Thursday 24 September 2009

This may be the apocalypse!


It really took me too long to read David Lodge's The British Museum is Falling Down. It was really short and it was just fine - but I've been literally too tired to read the past few days. It's a shocking thing to admit. But life in bookstoreland has been very intense, plus I'm old and rickety, and so it's been difficult to focus the old peepers on the page.

Last night, my hubby went off to play basketball in spite of his old man knees and I always go do something deliciously solitary when he's off being sweaty with other sweaty boys; this usually means reading. But having worked from 6 am until 7:45 pm yesterday, the best I could manage was watching back-to-back episodes of some blood porn TV (Criminal Minds and CSI: New York) which both disturbed and managed to relax me a little. I was too tired to read! Friends, this may be the first sign of the end of the world! If you hear the persistent sound of hoof beats wherever you go, start praying to whatever god you believe in.

Kidding aside, it's been a long time since I've been too tired to read. It doesn't fit well with my idea of myself as voracious and hardcore, you know? Also, it makes me incredibly whinge-y and I like to imagine that I'm generally too sophisticated for such high-pitched behaviour. Ah well. There it is. I'm mentally shrieking and kicking my legs like a toddler in need of a nap and some Ritalin because dammit, I'm too tired to read!!
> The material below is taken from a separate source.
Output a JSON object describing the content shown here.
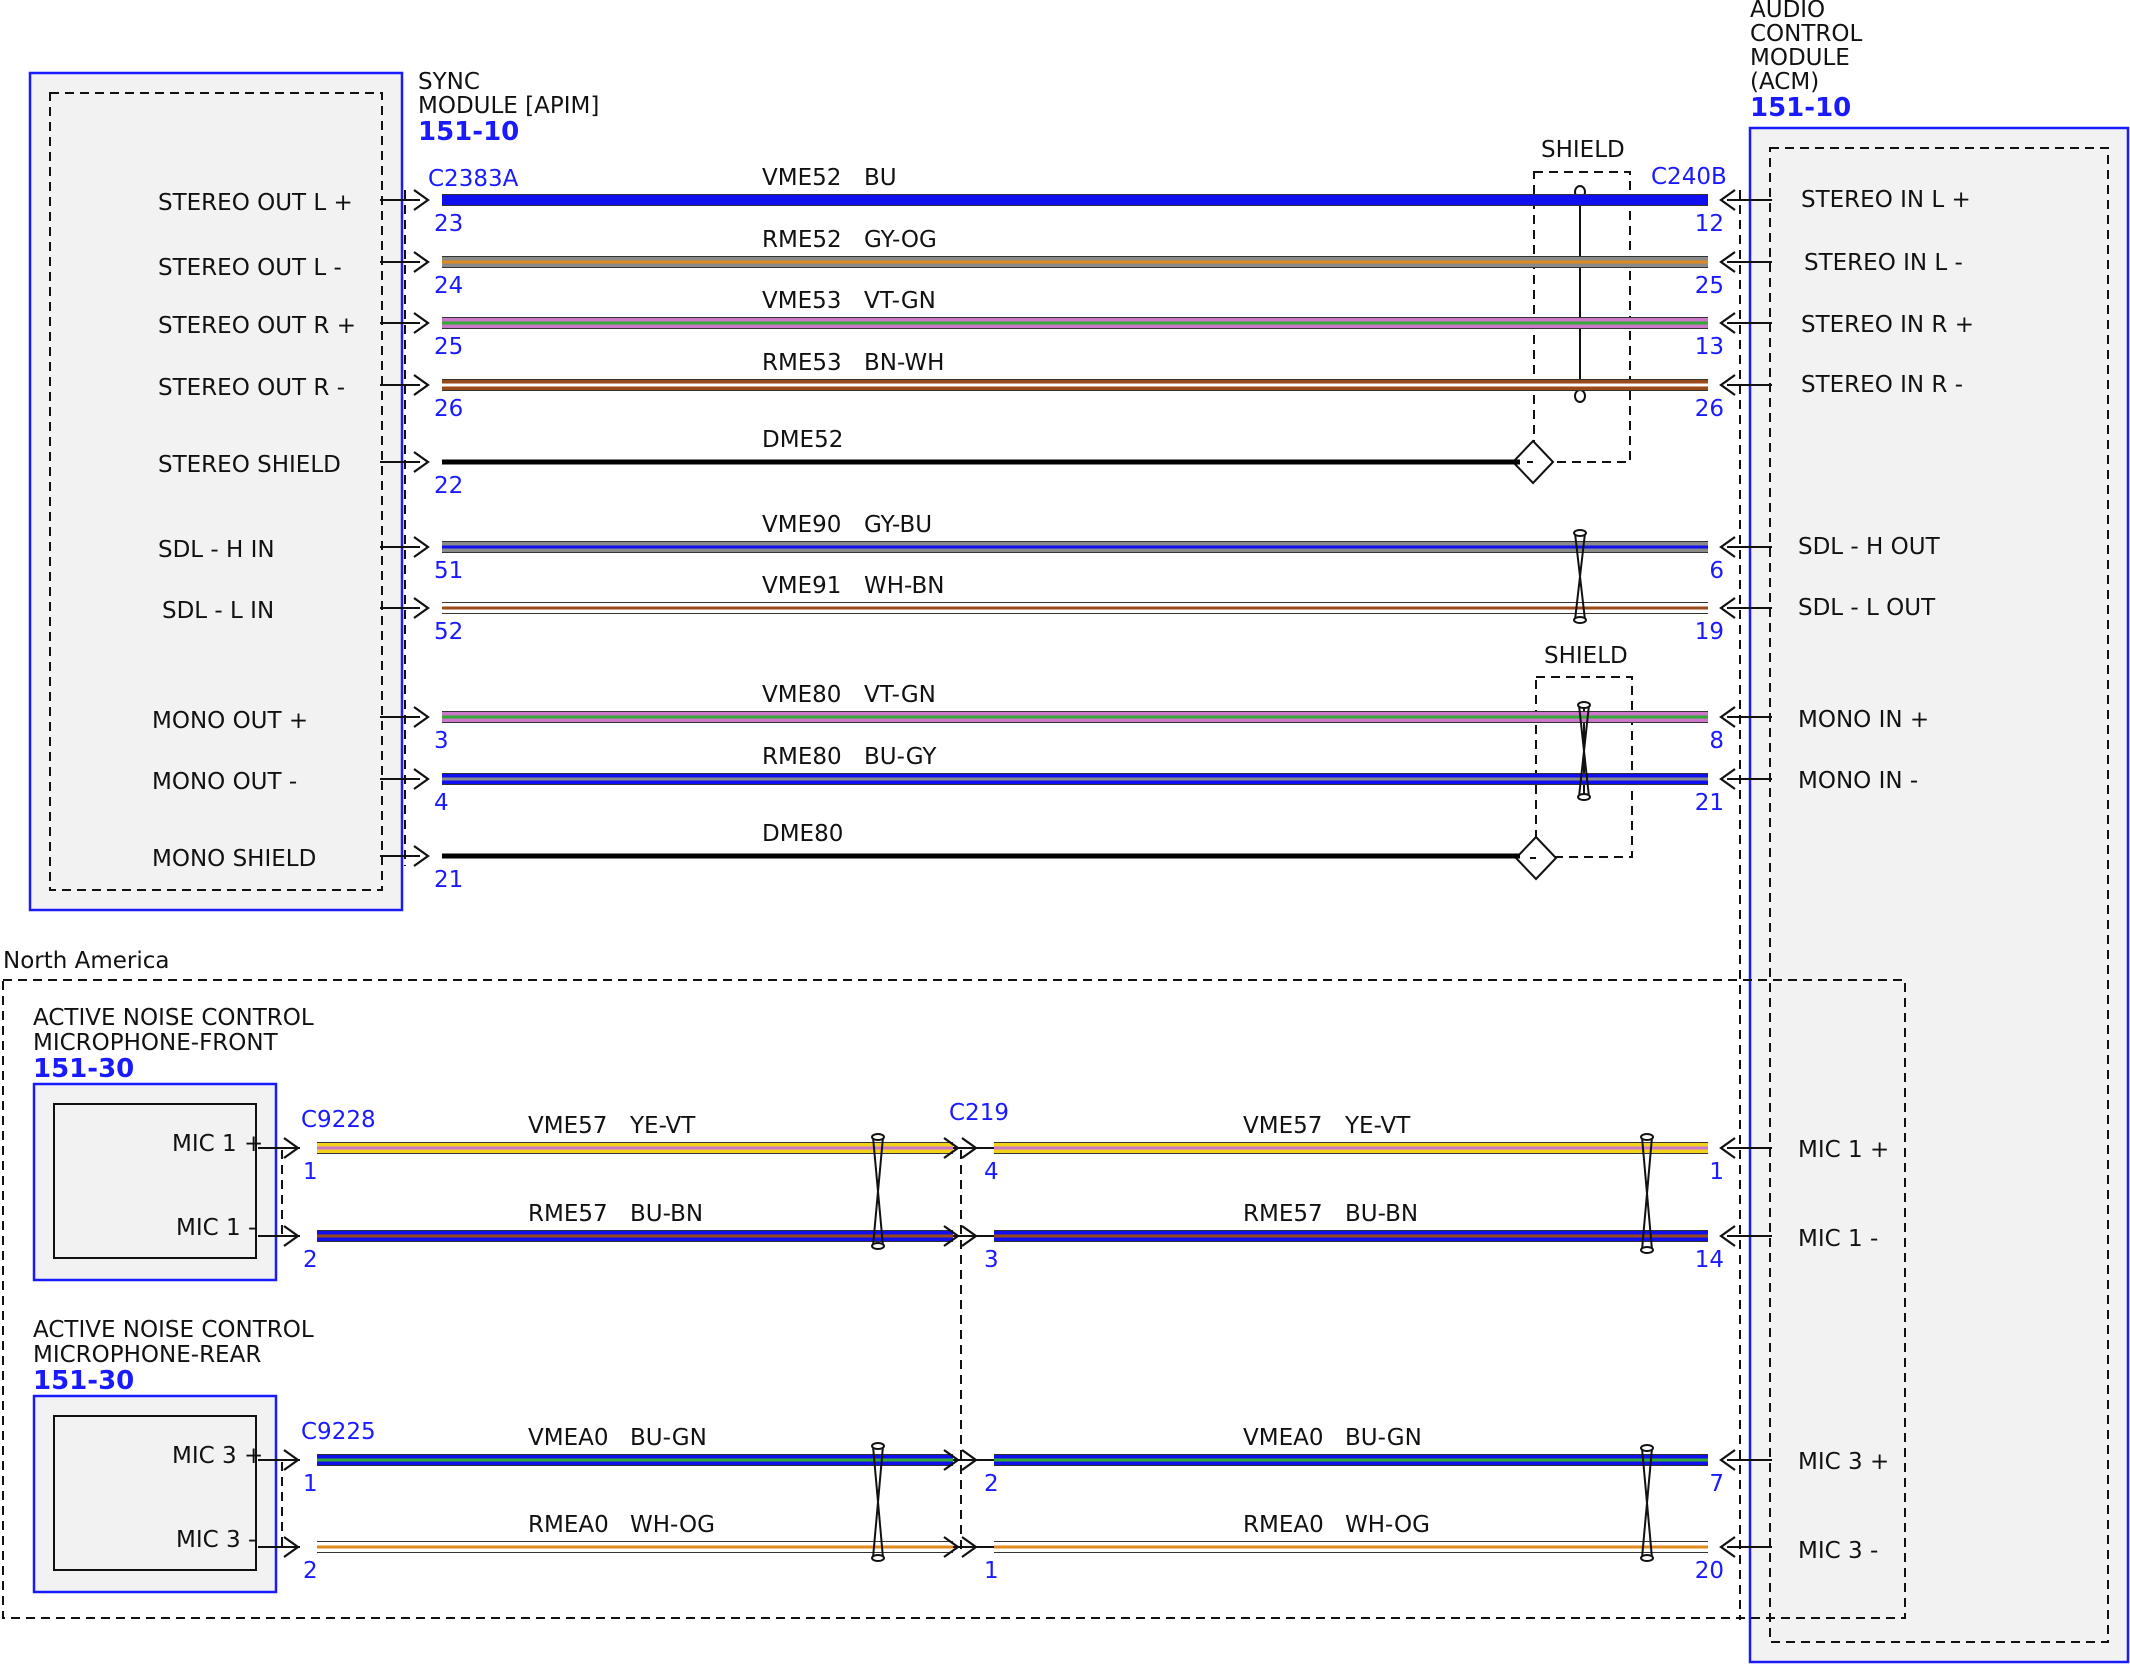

I did manage to finish The British Museum is Falling Down today, so I'm not technically too tired to read BUT reading Lodge (at least in this instance) requires so little effort that you can do it while sleeping; I know I did today. It wasn't bad. It made me laugh out loud a few times (which is what I was going for, and trying to do so without only reading Wodehouse), like when the main character Adam's doctoral thesis subject topic is described:
The subject of Adam's thesis had originally been, 'Language and Ideology in Modern Fiction' but had been whittled down by the Board of Studies until it now stood as 'The Structure of Long Sentences in Three Modern English Novels'. The whittling down didn't seem to have made the task any easier. He still hadn't decided which three novels he was going to analyse, nor had he decided how long a long sentence was. [D.H.] Lawrence, he thought hopefully, would produce lots of sentences where the issue would not be in doubt. (p. 46)
Teehee. But the majority of the novel was only just fine, kind of like the production of the bland love child of P.G. Wodehouse and Martin Amis. Well, most of the rest of the novel was fine; the epilogue was profoundly annoying and as far as I can tell a terrible and misguided attempt to add depth to a novel that should never have tried to be anything but fun. At least it was only 7 pages or so.

Oh right - what the book was about. Young doctoral student in the 1960s contends with the ennui of dissertation-writing and bleak chances for landing an academic job at the same time that he and his wife agonize about whether or not she's pregnant again (he's 25 and they already have 3 kids!) because they're Catholic and can't use birth control. Hi jinx and confusion and anxiety and misunderstanding ensue. It was just fine.

4 comments:

Heidenkind said...

Aw. I was hoping the British Museum would actually fall down.

I've been too tired to read before, but I still try to do it, and immediately fall asleep. Sad. What happened to the days when I used to stay up until 4 AM reading, then trot happily (haha) off to class?

raych said...

Ah, fine books. What does one say about you? One doesn't want to DISsuade people from reading you, because what if they lurve you? But one doesn't really want to PERsuade people to read you when there is so much excellence out there to be read.

Rohan Maitzen said...

Have you read Nice Work? It's my favourite of his, probably because it is a re-vision of North and South. For a while I stopped reading Lodge, just sort of lost interest, then a mutual friend of ours (CL!) leant me Think, which I enjoyed, and I also just read Deaf Sentence, which I also enjoyed. But I agree that "fine" may about sum it up. I figure, it's hard to write novels when you've spent your life studying them: you'd be so self-conscious you couldn't help but go metafictional, for one thing.

Bookphilia said...

heidenkind: I know! I used to stay up all night reading too. Now I feel sleepy just thinking about trying to do that. Le sigh.

raych: Exactly.

Rohan: This is the only Lodge novel I've read. I think I'd better read North and South before I venture on to anything else; to my shame, the C. Bronte biography is still the only Gaskell I've read.

I'd forgotten that Lodge was an academic. Unfortunately, this adds more credence to my theory that one should never read novels by academics! But I'm sure there's an exception that I just can't remember. Oh no, I remember: Gaetan Soucy!